Когда дверь за оторопело молчавшим Найджелом закрылась, Ван Хельсинг осторожно, словно боясь причинить ей боль, вынул из тела черноволосой женщины с зубами акулы осиновые колья, бережно размотал узлы на церковных цепочках, освободил раны от засунутых в них распятий. Руки у него дрожали. У женщины был размозжен череп, слипшиеся от крови и оплавившиеся от огня волосы не закрывали дыру, а красная прядь нелепо извивалась на фоне гнилого содержимого пробитой головы. Полоска плоти с лица была просто срезана, один глаз провалился внутрь черепа, другой вытек. Разрыв с обугленными краями посередине щеки делал видимой странную усмешку острых, загнутых внутрь зубов, скалящихся на профессора из дыры. Сломанные ребра проткнули бок. Живот был вспорот. Ван Хельсинг смотрел на все это и не мог поверить, что перед ним — самая ослепительная женщина на Земле, ровесница богов и повелительница бессмертных… Профессор стянул перчатки, нашел жесткий стул и сел перед столом, на котором лежало изуродованное тело. Безнадежно мертвое тело.

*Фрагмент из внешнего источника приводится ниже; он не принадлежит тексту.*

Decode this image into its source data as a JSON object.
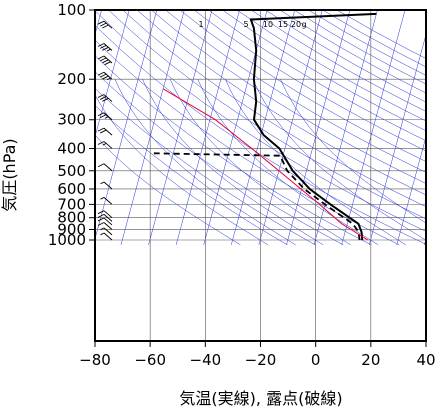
{
  "chart_data": {
    "type": "line",
    "title": "",
    "xlabel": "気温(実線), 露点(破線)",
    "ylabel": "気圧(hPa)",
    "xlim": [
      -80,
      40
    ],
    "ylim": [
      1050,
      100
    ],
    "y_scale": "log",
    "x_ticks": [
      "−80",
      "−60",
      "−40",
      "−20",
      "0",
      "20",
      "40"
    ],
    "y_ticks": [
      {
        "p": 100,
        "label": "100"
      },
      {
        "p": 200,
        "label": "200"
      },
      {
        "p": 300,
        "label": "300"
      },
      {
        "p": 400,
        "label": "400"
      },
      {
        "p": 500,
        "label": "500"
      },
      {
        "p": 600,
        "label": "600"
      },
      {
        "p": 700,
        "label": "700"
      },
      {
        "p": 800,
        "label": "800"
      },
      {
        "p": 900,
        "label": "900"
      },
      {
        "p": 1000,
        "label": "1000"
      }
    ],
    "mixing_ratio_labels": [
      "1",
      "5",
      "10",
      "15",
      "20",
      "g"
    ],
    "colors": {
      "temperature": "#000000",
      "dewpoint": "#000000",
      "parcel": "#e8003a",
      "guide": "#2233dd",
      "grid": "#555555"
    },
    "series": [
      {
        "style": "solid",
        "points": [
          {
            "p": 1000,
            "t": 7
          },
          {
            "p": 925,
            "t": 6
          },
          {
            "p": 850,
            "t": 4
          },
          {
            "p": 700,
            "t": -8
          },
          {
            "p": 600,
            "t": -17
          },
          {
            "p": 500,
            "t": -25
          },
          {
            "p": 400,
            "t": -32
          },
          {
            "p": 350,
            "t": -39
          },
          {
            "p": 300,
            "t": -44
          },
          {
            "p": 250,
            "t": -45
          },
          {
            "p": 200,
            "t": -48
          },
          {
            "p": 150,
            "t": -50
          },
          {
            "p": 120,
            "t": -53
          },
          {
            "p": 110,
            "t": -55
          },
          {
            "p": 104,
            "t": -10
          }
        ]
      },
      {
        "style": "dashed",
        "points": [
          {
            "p": 1000,
            "t": 6
          },
          {
            "p": 925,
            "t": 5
          },
          {
            "p": 850,
            "t": 2
          },
          {
            "p": 700,
            "t": -10
          },
          {
            "p": 600,
            "t": -19
          },
          {
            "p": 500,
            "t": -27
          },
          {
            "p": 430,
            "t": -31
          },
          {
            "p": 420,
            "t": -77
          }
        ]
      },
      {
        "style": "parcel",
        "points": [
          {
            "p": 1000,
            "t": 9
          },
          {
            "p": 850,
            "t": -2
          },
          {
            "p": 700,
            "t": -12
          },
          {
            "p": 500,
            "t": -30
          },
          {
            "p": 400,
            "t": -42
          },
          {
            "p": 300,
            "t": -58
          },
          {
            "p": 220,
            "t": -80
          }
        ]
      }
    ],
    "wind_barbs": [
      {
        "p": 1000,
        "kt": 5
      },
      {
        "p": 950,
        "kt": 5
      },
      {
        "p": 900,
        "kt": 10
      },
      {
        "p": 860,
        "kt": 10
      },
      {
        "p": 830,
        "kt": 10
      },
      {
        "p": 800,
        "kt": 10
      },
      {
        "p": 700,
        "kt": 5
      },
      {
        "p": 600,
        "kt": 5
      },
      {
        "p": 500,
        "kt": 10
      },
      {
        "p": 400,
        "kt": 15
      },
      {
        "p": 350,
        "kt": 20
      },
      {
        "p": 300,
        "kt": 25
      },
      {
        "p": 250,
        "kt": 30
      },
      {
        "p": 200,
        "kt": 35
      },
      {
        "p": 170,
        "kt": 40
      },
      {
        "p": 150,
        "kt": 35
      },
      {
        "p": 120,
        "kt": 30
      }
    ]
  }
}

— Нитокрис, — тихо проговорил Ван Хельсинг, внезапно понимая, что не может даже представить боль, которую она пережила перед смертью. — Нитокрис, что они с тобой сделали?..

— Испугался?

Он вздрогнул, когда ввалившийся глаз трупа открылся и, повращавшись в глазнице и сменив тыльную, поблескивавшую белком сторону на лицевую, моргнул, фокусируя взгляд на человеке. Он потерял дар речи, когда открылся второй глаз, которого секунду назад вообще не было. Он чуть не отдал богу душу, когда переломанное, искромсанное, опаленное и обескровленное подгнившее тело приняло сидячее положение и грустно посмотрело на него. Разложившиеся губы разошлись в подобии улыбки:

— Это и называется «абсолютное бессмертие», Артур.

Ван Хельсинг не запомнил, что сказал, но это определенно была замысловатая смесь из молитвы и богохульства.

— У меня к этому аналогичное отношение, — жутко усмехнулась изуродованная маска лица.

— У тебя же… шея сломана?

— Шею срастить — не проблема, — тихо сказало Нитокрис. — Еще полмесяца — и буду как новенькая…

Ван Хельсинг заглянул к ней в глаза. В них стояли слезы дикой боли, и физической, и душевной. Горькие слезы. Молчаливые. «Кровь лечит вампиров», — внезапно вспомнил профессор. Ей просто нужна была свежая кровь. Но она молчала об этом. И даже пыталась улыбаться.

Профессор несколько секунд смотрел на нее, потом снял халат, ослабил узел галстука, расстегнул пару верхних пуговиц на рубашке. Абсолютно бессмертное существо, не мигая и не дыша, смотрело на него со странным выражением в двуцветных глазах.

— Угощайся, — проговорил Ван Хельсинг, отводя воротничок рубашки в сторону так, чтобы была видна пульсирующая на шее артерия. — Только мне оставь немного, хорошо?..

Из пробитой груди, из которой торчали обломки ребер, вырвался вздох. По полусгнившим щекам царицы ламий бежали слезы, последняя жидкость в ее организме, оставляя разводы на рыхлой, измазанной в земле, крови и копоти коже.

— Ты — первый человек, который, видя меня, так поступил, — тихо сказала Нитокрис.

Ван Хельсингу не хотелось думать о том, что она испытывает, какую боль чувствует с такими ранами, но он не мог не заметить, как исказилось ее лицо, когда она встала на переломанные ноги. Встала и подошла к человеку, который вздрогнул, оказавшись в чутком кольце ее изъеденных червями рук. И гибким движением склонилась к его шее.